Le visage d’Indil recommençait à se parer de quelques sourires, signe probablement que le discours de Simhour lui avait plus, même si elle n’était pas la plus romantique des gens du coin… Le vampire non plus, d’ailleurs. Enfin, quand ça lui convenait, si. Mais concernant Indil, les compliments qu’il venaient de lui faire n’étaient pas ce qui se faisait de plus fleur bleue ; bien loin des amants sans esprit qui élevaient leur objectif de copulation sur un piédestal tel le chien lèche les pieds de son maître, ses mots n’avaient rien d’hypocrite. Il le pensait réellement. Et le fait qu’Indil en ait été flattée montrait bien que son esprit, aussi foutraque fût-il, valait bien plus que celui des moutons d’Elladat.
Des moutons qu’il faut détruire.
Chut, toi !
Il allait vraiment falloir écourter cette conversation… damnation…
« Je te fais confiance pour gribouiller partout, » répondit-il à Indil sur un ton nonchalant.
Une lueur malicieuse illumina son regard. Il caressa les boucles rousses, splendides et brillantes malgré le peu de soin qui leur était apporté par leur maîtresse qui passait plus de temps à courir dans les bois qu’assise devant un miroir. Tirant gentiment dessus, il ajouta :
« Puisque tu n’es pas sage ! Va, va gribouiller partout à Elladat, en espérant que ça leur enlève un peu du plomb qu’ils ont dans la tête ! Si tout le monde était comme toi, on s’ennuierait moins là-bas ! »

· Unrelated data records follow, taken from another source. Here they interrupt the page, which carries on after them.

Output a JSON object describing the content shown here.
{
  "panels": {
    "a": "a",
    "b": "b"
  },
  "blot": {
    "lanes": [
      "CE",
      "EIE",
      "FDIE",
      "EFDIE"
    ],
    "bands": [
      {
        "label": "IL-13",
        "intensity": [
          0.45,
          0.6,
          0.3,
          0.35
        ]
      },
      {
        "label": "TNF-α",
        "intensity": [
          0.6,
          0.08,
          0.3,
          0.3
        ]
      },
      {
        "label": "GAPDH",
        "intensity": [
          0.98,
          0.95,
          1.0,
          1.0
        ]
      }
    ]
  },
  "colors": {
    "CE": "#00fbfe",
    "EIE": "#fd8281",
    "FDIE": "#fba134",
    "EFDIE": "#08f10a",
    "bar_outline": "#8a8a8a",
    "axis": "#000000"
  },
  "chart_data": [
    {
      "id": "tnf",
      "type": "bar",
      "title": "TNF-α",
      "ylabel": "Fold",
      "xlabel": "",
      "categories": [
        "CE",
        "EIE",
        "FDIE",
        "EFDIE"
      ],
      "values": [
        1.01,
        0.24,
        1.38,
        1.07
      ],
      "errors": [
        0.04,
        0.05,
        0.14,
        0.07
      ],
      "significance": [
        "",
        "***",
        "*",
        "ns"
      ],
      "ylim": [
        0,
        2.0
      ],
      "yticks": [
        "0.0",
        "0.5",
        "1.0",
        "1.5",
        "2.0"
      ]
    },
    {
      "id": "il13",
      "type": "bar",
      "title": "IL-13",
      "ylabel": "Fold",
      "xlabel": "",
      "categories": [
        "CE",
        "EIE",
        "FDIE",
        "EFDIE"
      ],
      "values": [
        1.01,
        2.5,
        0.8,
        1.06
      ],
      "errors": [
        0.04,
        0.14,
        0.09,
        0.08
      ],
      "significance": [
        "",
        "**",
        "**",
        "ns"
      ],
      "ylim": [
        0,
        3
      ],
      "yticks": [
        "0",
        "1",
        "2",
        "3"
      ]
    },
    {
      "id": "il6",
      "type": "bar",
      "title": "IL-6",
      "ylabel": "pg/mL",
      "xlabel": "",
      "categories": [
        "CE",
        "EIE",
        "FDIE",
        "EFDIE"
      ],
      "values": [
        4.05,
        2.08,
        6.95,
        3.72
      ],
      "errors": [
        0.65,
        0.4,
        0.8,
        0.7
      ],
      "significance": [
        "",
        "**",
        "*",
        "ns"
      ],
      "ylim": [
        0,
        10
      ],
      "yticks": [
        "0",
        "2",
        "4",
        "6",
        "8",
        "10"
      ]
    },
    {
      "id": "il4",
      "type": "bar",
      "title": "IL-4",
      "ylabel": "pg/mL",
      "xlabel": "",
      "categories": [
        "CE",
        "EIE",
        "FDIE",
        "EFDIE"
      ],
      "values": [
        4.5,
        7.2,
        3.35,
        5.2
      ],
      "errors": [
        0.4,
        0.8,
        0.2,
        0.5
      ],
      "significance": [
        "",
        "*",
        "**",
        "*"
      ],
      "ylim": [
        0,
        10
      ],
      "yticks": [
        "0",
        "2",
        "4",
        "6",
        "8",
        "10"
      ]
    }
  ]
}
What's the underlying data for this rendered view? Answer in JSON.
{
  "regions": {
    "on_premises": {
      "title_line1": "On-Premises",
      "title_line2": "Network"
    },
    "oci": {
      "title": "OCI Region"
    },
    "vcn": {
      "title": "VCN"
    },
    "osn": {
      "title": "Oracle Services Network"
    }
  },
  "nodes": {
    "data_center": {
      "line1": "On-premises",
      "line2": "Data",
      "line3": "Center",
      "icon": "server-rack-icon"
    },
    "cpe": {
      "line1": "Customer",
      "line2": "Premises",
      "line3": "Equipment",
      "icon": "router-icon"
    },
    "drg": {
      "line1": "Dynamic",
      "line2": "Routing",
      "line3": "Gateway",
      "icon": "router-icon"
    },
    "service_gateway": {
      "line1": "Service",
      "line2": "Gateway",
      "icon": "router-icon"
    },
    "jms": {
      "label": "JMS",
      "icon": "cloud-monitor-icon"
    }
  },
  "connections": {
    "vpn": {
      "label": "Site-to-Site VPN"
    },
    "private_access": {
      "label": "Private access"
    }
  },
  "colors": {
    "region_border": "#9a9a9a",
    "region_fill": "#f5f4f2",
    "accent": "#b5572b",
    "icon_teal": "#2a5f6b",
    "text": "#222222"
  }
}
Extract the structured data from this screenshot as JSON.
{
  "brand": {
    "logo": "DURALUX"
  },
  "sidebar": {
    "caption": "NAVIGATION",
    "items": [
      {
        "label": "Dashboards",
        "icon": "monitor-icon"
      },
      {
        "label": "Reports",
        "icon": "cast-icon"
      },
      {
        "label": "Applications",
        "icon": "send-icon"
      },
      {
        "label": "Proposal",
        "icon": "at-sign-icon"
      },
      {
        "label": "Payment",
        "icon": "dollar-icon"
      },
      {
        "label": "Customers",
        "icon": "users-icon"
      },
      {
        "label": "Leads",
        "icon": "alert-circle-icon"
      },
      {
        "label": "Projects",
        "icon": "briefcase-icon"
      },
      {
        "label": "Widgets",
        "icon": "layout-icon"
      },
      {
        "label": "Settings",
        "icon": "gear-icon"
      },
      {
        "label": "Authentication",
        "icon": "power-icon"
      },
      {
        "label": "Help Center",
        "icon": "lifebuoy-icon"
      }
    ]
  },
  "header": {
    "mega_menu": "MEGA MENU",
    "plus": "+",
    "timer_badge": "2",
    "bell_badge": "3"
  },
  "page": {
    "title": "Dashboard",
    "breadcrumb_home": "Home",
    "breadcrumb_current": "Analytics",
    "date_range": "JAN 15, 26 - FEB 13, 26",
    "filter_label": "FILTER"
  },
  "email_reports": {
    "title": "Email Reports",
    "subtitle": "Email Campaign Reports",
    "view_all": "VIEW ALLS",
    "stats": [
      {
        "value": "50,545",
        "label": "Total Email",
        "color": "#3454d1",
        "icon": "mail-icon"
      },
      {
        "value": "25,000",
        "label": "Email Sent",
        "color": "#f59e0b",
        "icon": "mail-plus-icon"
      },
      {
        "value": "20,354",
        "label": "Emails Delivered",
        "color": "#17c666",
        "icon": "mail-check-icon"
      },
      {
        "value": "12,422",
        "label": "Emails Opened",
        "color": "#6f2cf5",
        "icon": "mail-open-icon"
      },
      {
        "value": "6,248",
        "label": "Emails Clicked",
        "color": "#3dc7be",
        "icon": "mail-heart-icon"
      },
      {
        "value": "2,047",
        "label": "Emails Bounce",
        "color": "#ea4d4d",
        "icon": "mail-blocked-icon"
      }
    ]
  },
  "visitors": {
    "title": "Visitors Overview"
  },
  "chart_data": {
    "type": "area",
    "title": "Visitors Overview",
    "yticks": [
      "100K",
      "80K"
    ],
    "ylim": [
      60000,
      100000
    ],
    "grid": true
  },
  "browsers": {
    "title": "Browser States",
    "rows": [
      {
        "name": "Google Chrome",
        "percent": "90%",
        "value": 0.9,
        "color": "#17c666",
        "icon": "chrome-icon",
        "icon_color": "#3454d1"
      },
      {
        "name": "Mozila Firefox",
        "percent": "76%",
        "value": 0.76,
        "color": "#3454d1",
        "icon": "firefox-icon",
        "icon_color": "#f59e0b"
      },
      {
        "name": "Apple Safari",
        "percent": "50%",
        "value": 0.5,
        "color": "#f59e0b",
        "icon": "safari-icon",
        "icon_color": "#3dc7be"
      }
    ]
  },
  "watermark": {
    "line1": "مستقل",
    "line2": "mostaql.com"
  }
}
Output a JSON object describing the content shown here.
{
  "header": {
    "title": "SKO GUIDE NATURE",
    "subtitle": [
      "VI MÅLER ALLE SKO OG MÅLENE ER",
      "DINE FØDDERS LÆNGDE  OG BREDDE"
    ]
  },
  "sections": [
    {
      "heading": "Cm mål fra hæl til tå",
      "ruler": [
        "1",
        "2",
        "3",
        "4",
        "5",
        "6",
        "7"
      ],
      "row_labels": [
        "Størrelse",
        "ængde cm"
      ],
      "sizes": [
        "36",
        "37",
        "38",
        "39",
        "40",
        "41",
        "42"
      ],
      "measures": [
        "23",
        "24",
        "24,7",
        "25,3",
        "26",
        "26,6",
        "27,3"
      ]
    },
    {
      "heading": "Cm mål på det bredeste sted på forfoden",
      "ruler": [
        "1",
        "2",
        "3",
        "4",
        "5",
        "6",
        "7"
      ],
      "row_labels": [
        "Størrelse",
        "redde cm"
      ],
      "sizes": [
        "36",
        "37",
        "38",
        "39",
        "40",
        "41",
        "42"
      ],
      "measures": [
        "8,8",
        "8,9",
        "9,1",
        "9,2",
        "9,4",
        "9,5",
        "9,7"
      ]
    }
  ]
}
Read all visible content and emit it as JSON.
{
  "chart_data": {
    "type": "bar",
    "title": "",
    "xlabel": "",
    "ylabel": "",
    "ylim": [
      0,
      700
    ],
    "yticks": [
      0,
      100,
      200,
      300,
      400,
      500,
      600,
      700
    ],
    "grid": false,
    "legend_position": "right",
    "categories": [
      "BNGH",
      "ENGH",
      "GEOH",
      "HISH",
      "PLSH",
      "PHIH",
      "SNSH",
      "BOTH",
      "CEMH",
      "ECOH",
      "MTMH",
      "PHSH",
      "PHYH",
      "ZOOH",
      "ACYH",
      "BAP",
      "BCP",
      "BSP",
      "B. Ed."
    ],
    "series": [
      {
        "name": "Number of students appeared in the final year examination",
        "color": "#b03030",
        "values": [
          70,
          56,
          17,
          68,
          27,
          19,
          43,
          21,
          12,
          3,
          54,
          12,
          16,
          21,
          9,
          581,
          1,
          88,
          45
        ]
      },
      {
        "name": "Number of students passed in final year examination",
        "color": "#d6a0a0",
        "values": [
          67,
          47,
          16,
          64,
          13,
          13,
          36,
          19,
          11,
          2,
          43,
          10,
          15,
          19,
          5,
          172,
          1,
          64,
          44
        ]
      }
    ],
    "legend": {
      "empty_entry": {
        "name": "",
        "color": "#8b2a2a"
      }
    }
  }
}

Et puis il se releva. Indil ne disait plus grand chose. Enfin, si, elle répondait par moult commentaires effrontés au lyrisme légèrement exagéré de Simhour, mais il y avait quelque chose qui clochait. Ca restait gentillet par rapport aux piques habituelles de la jeune rousse, celles qui avaient failli pousser Simhour à l’égorger lors de leur toute première rencontre. Quant à sa réponse à la question larmoyante que lui avait posée le vampire, ce n’était pas vraiment une réponse. Elle avait l’occasion de le rembarrer violemment et ne l’avait pas saisie. La pauvre Indil devait vraiment commencer à être troublée.
« Alors je vais te laisser, ma douce, » conclut tout haut Simhour. « J’espère qu’on pourra se revoir quand je serai en meilleur état. Tu essaieras de porter une jolie robe. »
Il fit un effort de volonté pour tourner les talons. Oui, il aurait voulu rester ici avec la trop belle et trop pécheresse Indil – finalement à peine plus jeune, nota-t-il machinalement, que lui-même lors de sa mort –, mais Ahakom remontait peu à peu, et il avait l’air assez en colère pour se venger sur elle. Simhour ne voulait surtout pas ça. Alors, pour éviter de prolonger la conversation, il devait s’en aller.
Il s’arrêta néanmoins en entendant les derniers mots d’Indil, neutres en apparence, mais le vampire savait qu’il n’en était rien.
« Eh bien, » répondit simplement Simhour, « tu pourrais me dire que je t’avais manqué depuis cette nuit sur la tour, ou que tu as envie que je reste encore un peu. Mais je ne suis pas méchant, alors je ne vais pas te forcer à être hypocrite… ni à dire la vérité. »
Après ça, et sans attendre la moindre réponse, il partit. En courant, chose rare ; il n’osait pas voyager par le plan de l’Ombre comme à son habitude, de peur que cela laisse à Ahakom l’occasion de reprendre le contrôle. Mais il voulait s’éloigner d’Indil avant que quelque chose arrive qui le forcerait à rester. Alors il courut.